A Korban Chatas is brought as a form of forgiveness after a person sinned “by mistake.” Chatas comes from the word “Chet,” meaning sin.
It’s important to note that Korbanos are not brought for intentional sins, meaning sins done on purpose. That’s called Maizid in Hebrew – מזיד. They are also not brought for completely accidental sins, called Oanes in Hebrew – אונס. For a Maizid sin, it takes more than a Korban to be forgiven, and for an Oanes sin there is no need for a Korban. A Korban is brought only for sins which were not intentional but also not a complete accident. Our Rabbis call this a Shogeg sin – שוגג.

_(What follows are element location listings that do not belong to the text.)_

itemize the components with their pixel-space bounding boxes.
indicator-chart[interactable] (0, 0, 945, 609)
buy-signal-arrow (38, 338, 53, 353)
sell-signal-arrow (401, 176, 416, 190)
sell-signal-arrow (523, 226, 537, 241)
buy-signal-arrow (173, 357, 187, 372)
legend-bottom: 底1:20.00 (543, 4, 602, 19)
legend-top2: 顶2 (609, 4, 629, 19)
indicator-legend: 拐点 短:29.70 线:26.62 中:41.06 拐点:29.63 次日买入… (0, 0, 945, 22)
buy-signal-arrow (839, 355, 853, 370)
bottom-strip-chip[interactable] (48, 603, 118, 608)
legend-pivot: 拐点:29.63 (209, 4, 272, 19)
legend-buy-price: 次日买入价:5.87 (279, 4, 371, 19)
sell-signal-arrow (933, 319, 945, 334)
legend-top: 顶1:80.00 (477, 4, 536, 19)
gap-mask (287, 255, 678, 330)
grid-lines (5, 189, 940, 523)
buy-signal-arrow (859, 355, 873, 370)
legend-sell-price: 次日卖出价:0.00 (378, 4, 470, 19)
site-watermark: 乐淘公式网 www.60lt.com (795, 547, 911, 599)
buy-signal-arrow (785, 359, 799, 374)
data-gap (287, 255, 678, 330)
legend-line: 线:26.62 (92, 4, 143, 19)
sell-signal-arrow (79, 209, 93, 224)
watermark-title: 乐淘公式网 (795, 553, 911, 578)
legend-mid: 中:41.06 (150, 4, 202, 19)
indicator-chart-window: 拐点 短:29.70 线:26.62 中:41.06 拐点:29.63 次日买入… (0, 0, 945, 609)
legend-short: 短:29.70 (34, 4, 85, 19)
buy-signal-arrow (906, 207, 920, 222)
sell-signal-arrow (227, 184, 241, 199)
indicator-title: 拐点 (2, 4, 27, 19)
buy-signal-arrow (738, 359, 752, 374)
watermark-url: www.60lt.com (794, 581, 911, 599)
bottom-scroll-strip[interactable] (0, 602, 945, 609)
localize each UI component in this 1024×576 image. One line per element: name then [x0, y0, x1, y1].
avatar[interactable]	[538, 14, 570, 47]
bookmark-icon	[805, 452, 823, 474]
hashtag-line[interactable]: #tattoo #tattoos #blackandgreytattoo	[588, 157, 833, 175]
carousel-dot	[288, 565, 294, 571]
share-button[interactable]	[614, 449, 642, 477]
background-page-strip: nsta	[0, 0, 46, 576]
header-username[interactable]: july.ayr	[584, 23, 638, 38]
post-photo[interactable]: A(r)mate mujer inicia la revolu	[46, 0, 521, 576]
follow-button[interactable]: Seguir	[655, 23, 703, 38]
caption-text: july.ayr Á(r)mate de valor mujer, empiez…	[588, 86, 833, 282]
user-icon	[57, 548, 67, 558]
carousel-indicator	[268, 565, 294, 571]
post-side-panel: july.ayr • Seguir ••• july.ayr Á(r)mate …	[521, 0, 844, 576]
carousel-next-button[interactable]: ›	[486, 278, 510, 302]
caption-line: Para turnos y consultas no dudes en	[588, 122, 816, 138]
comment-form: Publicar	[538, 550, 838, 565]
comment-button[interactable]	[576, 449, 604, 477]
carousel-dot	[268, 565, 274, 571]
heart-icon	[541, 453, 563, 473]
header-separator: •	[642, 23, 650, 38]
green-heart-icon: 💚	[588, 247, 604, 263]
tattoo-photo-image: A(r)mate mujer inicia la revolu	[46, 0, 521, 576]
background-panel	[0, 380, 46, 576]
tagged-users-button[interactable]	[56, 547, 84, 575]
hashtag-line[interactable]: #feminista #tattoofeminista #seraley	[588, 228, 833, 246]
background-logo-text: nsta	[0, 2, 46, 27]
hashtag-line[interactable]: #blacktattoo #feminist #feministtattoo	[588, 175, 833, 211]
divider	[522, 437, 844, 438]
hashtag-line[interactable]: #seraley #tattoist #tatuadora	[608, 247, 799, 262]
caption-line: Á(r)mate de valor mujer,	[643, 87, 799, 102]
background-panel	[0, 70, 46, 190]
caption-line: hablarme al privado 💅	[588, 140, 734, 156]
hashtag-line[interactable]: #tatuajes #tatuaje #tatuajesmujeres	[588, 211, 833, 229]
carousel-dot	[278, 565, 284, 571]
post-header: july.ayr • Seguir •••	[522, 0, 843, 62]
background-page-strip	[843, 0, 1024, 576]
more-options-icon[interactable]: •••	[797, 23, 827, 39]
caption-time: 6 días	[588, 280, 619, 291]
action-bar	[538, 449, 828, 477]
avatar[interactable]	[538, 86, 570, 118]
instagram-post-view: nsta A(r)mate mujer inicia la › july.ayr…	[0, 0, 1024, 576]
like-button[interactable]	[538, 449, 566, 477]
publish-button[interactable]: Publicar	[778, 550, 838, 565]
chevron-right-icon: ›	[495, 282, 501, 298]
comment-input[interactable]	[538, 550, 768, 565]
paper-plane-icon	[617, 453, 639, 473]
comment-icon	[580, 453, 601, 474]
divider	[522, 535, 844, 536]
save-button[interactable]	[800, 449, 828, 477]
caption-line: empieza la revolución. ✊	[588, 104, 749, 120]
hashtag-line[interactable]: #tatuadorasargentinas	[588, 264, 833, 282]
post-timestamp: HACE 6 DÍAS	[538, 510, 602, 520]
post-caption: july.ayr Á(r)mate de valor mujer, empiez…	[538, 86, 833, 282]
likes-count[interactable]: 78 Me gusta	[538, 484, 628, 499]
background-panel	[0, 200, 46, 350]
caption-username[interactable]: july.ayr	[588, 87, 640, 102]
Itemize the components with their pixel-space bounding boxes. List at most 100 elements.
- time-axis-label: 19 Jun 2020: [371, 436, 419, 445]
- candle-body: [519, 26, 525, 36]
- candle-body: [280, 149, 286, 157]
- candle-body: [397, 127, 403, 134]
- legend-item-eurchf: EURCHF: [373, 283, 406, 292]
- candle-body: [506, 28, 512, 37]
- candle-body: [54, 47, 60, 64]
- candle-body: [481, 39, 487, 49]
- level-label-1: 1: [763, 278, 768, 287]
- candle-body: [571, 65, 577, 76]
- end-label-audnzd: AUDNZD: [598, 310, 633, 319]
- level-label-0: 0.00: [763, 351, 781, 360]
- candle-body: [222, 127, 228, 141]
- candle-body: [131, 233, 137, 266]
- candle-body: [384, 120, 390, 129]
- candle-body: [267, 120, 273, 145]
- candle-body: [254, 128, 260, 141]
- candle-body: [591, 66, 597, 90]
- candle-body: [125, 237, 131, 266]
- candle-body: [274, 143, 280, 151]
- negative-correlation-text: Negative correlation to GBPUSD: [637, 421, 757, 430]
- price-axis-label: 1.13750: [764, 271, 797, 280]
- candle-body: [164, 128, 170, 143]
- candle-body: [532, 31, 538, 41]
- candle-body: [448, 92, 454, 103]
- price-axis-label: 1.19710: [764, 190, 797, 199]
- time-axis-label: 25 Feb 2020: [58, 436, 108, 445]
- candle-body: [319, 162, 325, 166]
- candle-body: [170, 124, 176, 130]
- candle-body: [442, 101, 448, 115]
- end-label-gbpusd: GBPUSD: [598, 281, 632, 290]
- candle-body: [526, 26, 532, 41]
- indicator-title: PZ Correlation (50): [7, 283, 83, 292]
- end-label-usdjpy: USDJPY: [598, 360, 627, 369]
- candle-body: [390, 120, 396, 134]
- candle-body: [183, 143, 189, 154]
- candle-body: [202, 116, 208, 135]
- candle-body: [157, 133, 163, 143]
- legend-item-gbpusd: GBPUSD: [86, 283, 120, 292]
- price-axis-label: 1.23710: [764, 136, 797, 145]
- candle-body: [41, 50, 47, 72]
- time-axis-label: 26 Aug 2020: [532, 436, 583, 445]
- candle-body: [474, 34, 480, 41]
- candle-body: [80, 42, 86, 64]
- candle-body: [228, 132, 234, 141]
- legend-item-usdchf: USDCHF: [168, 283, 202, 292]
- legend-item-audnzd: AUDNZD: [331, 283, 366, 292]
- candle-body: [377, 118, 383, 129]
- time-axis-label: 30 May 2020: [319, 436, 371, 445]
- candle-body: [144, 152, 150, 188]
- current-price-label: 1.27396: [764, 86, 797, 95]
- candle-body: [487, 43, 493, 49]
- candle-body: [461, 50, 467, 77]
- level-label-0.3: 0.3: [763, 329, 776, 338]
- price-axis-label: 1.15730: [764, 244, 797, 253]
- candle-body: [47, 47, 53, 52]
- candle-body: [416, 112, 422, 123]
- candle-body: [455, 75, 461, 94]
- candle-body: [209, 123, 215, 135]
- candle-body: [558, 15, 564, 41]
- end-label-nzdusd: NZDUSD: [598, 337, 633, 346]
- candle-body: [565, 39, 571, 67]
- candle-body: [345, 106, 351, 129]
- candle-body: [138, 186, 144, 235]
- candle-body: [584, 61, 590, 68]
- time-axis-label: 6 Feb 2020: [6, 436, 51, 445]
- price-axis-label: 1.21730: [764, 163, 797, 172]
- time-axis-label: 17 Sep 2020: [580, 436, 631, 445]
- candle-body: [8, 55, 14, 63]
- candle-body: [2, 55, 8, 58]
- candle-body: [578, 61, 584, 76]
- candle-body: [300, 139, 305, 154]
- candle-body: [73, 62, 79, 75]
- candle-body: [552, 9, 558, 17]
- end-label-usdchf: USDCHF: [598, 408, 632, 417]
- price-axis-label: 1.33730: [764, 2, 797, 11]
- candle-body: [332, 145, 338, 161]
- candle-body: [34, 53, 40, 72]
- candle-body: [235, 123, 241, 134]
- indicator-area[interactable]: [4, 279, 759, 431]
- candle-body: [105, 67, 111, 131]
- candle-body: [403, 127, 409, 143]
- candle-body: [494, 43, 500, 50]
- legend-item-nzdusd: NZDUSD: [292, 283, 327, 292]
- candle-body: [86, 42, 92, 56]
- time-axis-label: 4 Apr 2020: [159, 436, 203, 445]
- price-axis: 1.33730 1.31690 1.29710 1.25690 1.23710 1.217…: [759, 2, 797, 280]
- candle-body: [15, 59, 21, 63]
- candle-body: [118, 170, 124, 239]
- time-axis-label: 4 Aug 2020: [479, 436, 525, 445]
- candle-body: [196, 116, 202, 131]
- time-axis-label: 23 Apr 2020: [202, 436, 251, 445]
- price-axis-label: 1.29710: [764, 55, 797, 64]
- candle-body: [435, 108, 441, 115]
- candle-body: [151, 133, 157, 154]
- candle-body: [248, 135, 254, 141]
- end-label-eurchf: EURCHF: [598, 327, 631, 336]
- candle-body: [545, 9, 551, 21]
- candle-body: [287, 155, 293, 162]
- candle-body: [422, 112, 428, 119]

A modern day example would be when someone drives over the speed limit. No police officer would accept an excuse like, “I am sorry officer, but I didn’t see a speed limit sign.” Although it’s true that he or she didn’t see the sign, it still is not a valid excuse and in all probability the driver will receive a speeding ticket. So, this is a good example of a “sin” that is not on purpose, yet also not a complete accident. It’s a Shogeg.
Never in history has anyone brought a Korban Chatas for speeding, so here are two other Shazak Scenarios, where a person sins be’Shogeg:
“Oh my! I thought it was Thursday when I cooked the meal. But it was really Shabbos!”
“Huh, how did that happen?”
“I forgot to look at this year’s calendar and I was looking at last year’s calendar! Oy Vey is mir! I mixed up Thursday with Shabbos!”
Both Mr. Oops and Mrs. Fergessen need to bring a Korban Chatas. They can bring a female goat or a lamb to the Kohen in the Beis HaMikdash. Now, in the eyes of HaShem, they have a clean slate and can start fresh.